Lokalsport: HSG vor Spitzenspiel in Schalksmühle

Lokalsport : HSG vor Spitzenspiel in Schalksmühle

Handball-Drittligist HSG Krefeld reist am Samstag nach Schalksmühle und tritt dort um 19.30 Uhr bei der heimischen Spielgemeinschaft an. Die Mannschaft gewöhnt sich zusehends an das neue Spielsystem und geht optimistisch ins Spiel.

Drei Spiele absolvierte die HSG Krefeld nun seit dem Trainerwechsel unter Coach Dusko Bilanovic. Und eine erste Zwischenbilanz der neuen Konstellation fällt sehr positiv aus. Das erste Spiel wurde mit neun, das zweite mit elf und das dritte mit zwölf Toren Vorsprung gewonnen. Gerade offensiv läuft es derzeit richtig gut. In den Begegnungen bejubelten die Eagles und ihre Fans ganze 99 eigene Tore.

Dennoch sagt Trainer Dusko Bilanovic: "Mir gefällt noch nicht, wie wir spielen. Die Ansätze sind sehr gut, aber noch spielen wir die Situationen nicht immer so aus, wie ich es mir vorstelle. Teilweise scheinen die Jungs fast erschrocken, wie frei sie stehen." Das zeigte sich beispielsweise am Samstag im Heimspiel gegen die Bergischen Panther. Mehrfach wurden Tore hervorragend herausgespielt, doch einige ganz freie Würfe vergaben die Angreifer etwas fahrlässig. Weit mehr, als die 30 eigenen Treffer wären möglich gewesen.

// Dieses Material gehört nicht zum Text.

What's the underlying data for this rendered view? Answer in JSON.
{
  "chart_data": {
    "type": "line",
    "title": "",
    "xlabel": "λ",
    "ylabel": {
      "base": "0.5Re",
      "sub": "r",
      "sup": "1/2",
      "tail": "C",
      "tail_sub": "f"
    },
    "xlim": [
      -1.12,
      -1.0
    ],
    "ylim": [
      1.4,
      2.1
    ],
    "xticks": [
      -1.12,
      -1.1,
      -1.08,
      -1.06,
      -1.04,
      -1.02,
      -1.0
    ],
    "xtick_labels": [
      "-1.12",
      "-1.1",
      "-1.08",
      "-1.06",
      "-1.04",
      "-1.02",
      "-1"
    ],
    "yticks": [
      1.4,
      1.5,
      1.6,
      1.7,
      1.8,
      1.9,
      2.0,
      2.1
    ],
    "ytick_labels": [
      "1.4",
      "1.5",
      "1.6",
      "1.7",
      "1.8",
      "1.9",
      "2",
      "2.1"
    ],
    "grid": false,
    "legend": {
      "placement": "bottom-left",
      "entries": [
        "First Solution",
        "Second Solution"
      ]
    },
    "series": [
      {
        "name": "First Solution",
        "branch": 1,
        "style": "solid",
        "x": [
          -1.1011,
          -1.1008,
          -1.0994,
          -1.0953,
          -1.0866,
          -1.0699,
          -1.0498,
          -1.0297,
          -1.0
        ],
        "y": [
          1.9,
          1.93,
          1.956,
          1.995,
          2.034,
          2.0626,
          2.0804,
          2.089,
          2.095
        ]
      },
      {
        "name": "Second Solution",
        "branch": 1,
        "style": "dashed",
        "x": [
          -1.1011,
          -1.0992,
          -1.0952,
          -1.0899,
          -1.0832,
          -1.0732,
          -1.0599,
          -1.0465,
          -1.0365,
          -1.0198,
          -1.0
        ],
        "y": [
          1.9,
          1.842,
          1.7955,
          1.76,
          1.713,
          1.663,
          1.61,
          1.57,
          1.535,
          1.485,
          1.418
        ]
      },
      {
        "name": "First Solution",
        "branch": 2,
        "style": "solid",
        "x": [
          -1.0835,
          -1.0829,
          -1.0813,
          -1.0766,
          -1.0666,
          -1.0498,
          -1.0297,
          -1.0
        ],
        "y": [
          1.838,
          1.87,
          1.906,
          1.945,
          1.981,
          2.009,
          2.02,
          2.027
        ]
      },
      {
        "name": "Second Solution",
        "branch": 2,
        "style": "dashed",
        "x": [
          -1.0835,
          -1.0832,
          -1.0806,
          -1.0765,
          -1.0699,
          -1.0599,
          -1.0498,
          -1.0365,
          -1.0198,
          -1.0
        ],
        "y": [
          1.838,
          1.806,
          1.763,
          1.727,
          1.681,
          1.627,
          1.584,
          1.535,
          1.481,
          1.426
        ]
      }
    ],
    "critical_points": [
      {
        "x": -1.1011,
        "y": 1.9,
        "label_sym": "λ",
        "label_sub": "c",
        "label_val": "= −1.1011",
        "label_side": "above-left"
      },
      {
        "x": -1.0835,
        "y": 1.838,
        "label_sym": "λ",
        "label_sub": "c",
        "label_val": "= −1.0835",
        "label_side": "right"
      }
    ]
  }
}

Allerdings war der Unterschied zwischen beiden Teams im zweiten Abschnitt auch zu groß. Der Gast gab sich spürbar auf und so agierte auch die Krefelder HSG eher mit gebremstem Schaum. Trotzdem wurden viele Tore regelrecht herausgezaubert. Gerade Jens Reinarz, Max Zimmermann und Simon Ciupinski taten sich hier mehrfach hervor. Doch auch andere Spieler reihten sich nahtlos ins Angriffsspiel ein. Auch Tim Wirtz, der zum Winter von den Adlern Königshof aus der vierten Liga geholt wurde, bekam am Ende Einsatzzeit und warf ein Tor. Die Belastung wurde also verteilt. Überhaupt ist die Rotation ein Markenzeichen des neuen Trainers. Zu sehr gleichen Teilen setzt er seine Spieler ein. Und so fällt es kaum auf, wenn ein Stammspieler wie Kapitän Marcel Goerden angeschlagen ist. Der Leistungsträger spielte am Samstag hauptsächlich in der Abwehr, doch Gerrit Kuhfuß und Damian Janus machten ihre Sache gut.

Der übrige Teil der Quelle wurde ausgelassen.